Amo cioè devi vede tte che vvoi fa, cioè secondo me nu lo devi chiamà, nu lo devi messaggià. Aspetta, daje tempo.

E la bionda:

Ma perchè non me chiama?

Figlia mia… che domanda…

La mora:

Amo, se vede che c’ha a vita sua!

La bionda a questo punto assume un’espressione terrorizzata: Dici che sta co n’antra?

La mora è esasperata: Amò, non poi dà la vita tua pe ‘n omo! Te devi fa a vita tua! E poi allora pure io lo potrei dì! Che ne so co cchi sta adesso?! Solo che nun ce penso, nummelo chiedo! Non te devi fa ste domande sennò (e qui la guarda e la fa segno di ‘no’ non il dito) vedi tutto nero!

Buffe erano buffe, lo ammetto. E sinceramente ho fatto fatica a rimanere seria. Però poi ho pensato che una volta una ragazza non avrebbe mai sognato di dire ad un’amica non poi dà la vita tua pe ‘n omo oppure Te devi fa a vita tua. Due ragazze non avrebbero parlato in modo disinvolto delle loro vite sentimentali su un mezzo pubblico. Ho immaginato che la sera magari sarebbero uscite. Una volta le ragazze non uscivano da sole dopo cena, non si andavano a divertire e non andavano a rimorchiare. Se non si sposavano venivano considerate meno di niente, le mandavano in convento per farle mantenere da mamma Chiesa e non tenersele sul groppone. Se non facevano figli erano carne inutile. Cucinare, lavare, rammendare e sfornare bebè. Fine. Hanno subito ridicoli e umilianti trattamenti per l’isteria.
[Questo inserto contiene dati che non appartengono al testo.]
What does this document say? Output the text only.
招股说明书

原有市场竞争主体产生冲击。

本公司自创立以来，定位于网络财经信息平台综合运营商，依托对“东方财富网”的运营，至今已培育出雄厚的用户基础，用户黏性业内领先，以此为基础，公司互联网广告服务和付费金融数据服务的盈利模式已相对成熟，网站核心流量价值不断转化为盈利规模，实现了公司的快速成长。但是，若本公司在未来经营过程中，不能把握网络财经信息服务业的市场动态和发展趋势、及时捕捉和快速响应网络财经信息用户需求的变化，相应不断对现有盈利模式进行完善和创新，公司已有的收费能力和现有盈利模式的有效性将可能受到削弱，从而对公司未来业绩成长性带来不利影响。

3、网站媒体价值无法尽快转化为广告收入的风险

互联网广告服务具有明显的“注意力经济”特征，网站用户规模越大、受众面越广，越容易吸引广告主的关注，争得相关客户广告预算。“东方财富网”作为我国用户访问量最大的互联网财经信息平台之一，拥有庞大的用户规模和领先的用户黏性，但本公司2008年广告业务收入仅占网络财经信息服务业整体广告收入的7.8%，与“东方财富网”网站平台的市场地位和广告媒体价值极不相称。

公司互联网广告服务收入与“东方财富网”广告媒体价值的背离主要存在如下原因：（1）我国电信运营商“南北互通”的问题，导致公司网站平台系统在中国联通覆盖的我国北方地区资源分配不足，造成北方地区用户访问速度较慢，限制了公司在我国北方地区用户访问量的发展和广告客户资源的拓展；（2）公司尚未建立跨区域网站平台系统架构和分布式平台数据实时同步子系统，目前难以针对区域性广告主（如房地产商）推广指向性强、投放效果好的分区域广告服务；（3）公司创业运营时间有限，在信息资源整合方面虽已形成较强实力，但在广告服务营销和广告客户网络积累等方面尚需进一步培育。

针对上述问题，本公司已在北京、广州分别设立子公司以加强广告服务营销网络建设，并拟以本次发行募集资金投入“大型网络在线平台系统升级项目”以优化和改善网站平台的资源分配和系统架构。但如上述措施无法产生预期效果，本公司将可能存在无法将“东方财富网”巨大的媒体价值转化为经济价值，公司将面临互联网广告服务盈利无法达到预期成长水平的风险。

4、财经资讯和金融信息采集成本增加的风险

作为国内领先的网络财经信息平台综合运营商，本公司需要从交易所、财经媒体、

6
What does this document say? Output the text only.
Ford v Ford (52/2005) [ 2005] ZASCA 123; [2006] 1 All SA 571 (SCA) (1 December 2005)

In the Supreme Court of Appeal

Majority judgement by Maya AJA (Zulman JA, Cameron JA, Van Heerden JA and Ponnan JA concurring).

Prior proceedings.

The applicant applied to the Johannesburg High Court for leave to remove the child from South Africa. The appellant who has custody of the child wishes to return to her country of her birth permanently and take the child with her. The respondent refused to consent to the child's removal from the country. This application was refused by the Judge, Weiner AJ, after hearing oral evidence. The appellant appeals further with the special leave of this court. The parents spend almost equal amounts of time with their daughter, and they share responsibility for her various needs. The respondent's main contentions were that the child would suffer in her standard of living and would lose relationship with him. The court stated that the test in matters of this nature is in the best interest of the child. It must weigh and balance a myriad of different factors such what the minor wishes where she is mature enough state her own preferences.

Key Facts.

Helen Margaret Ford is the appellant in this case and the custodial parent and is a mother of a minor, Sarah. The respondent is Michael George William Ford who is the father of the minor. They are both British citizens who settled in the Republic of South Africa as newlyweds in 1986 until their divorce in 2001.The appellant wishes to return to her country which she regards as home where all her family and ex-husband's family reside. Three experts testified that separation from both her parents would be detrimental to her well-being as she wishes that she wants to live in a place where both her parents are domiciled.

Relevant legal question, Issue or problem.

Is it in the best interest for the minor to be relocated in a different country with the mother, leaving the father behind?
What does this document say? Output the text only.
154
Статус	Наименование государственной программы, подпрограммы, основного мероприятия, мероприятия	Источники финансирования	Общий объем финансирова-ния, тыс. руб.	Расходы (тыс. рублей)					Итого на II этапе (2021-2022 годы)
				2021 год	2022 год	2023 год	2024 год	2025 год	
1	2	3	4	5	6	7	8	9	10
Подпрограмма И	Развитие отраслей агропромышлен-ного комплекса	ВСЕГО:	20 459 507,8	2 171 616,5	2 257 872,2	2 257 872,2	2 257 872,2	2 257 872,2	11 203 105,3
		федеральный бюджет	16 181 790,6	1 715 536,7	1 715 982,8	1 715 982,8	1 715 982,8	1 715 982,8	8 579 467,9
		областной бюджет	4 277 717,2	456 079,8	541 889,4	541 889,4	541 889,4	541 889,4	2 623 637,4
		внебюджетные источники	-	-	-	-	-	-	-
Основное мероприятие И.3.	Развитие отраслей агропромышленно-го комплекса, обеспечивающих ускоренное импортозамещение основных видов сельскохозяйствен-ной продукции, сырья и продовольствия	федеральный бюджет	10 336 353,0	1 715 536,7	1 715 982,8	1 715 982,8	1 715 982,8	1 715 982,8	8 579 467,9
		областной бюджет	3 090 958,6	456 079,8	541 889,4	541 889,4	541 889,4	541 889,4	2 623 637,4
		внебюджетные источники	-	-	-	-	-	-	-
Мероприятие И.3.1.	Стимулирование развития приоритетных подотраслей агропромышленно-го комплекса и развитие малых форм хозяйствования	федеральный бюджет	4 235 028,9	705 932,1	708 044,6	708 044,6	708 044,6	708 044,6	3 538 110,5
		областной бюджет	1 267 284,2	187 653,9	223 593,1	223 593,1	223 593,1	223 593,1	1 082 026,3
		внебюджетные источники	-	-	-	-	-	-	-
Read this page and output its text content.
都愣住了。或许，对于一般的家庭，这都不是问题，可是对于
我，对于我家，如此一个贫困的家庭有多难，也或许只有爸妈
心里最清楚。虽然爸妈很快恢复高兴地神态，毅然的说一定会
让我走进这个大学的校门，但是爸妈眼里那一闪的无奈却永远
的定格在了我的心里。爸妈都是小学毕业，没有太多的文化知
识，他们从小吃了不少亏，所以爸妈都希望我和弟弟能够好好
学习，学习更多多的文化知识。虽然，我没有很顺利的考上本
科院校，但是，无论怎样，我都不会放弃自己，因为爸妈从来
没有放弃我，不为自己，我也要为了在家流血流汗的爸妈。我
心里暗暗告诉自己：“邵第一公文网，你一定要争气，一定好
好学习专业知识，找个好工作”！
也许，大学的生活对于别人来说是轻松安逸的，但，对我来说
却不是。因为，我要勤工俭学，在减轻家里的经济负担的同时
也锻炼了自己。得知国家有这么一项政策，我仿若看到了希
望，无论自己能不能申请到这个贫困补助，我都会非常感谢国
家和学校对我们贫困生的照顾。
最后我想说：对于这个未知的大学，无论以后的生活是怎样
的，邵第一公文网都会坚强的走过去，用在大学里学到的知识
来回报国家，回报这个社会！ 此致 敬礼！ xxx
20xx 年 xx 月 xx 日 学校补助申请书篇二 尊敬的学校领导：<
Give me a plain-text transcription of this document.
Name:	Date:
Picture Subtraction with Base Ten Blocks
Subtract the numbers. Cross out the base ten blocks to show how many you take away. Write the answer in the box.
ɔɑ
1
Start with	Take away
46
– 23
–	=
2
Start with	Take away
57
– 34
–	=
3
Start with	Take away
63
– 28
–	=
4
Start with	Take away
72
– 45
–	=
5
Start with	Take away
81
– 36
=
Hanno subito il delitto d’onore. Hanno subito silenziosamente i tradimenti, i maltrattamenti, le ardite teorie lombrosiane che facevano di loro delle sante o delle diavole tentatrici, l’insulto di non essere considerate intelligenti, di non poter accedere all’educazione, di non poter votare.

E’ ovvio che ad un certo punto si siano rotte le palle! A tutte quelle donne che oggi e in altri giorni hanno tanto da criticare il femminismo estremizzato che viene dal 68 e che ancora oggi sopravvive, vorrei dire una cosa: fateve una ragione. E’ così, e non potete farci niente. Chi vive oggi porta nelle ossa ciò che ha vissuto chi è venuto prima. Ne porta dentro le sofferenze, gli abusi, le ingiustizie. Gli esseri umani hanno questa cosa che non si tocca, non si vede e della quale io non so provare l’esistenza. Ma so che ce l’ho anch’io. Questa cosa si chiama memoria ancestrale. Mi fa vigilare, mi fa tenere gli occhi aperti, mi fa diffidare di chi pensa che ad un certo punto basta, ci si può accontentare, non esageriamo. Se le donne venute prima di me si fossero semplicemente accontentate, la mia vita sarebbe una merda. Perciò io non mi accontento, resto dalla parte di chi ha qualcosa da rivendicare, perchè è così che si progredisce, che si cambia e che la società si evolve.

Ad ogni donna che non si è accontentata e non si accontenterà, vorrei dire grazie. Anche se un giorno dovesse indossare dei fusò ingiustificabili.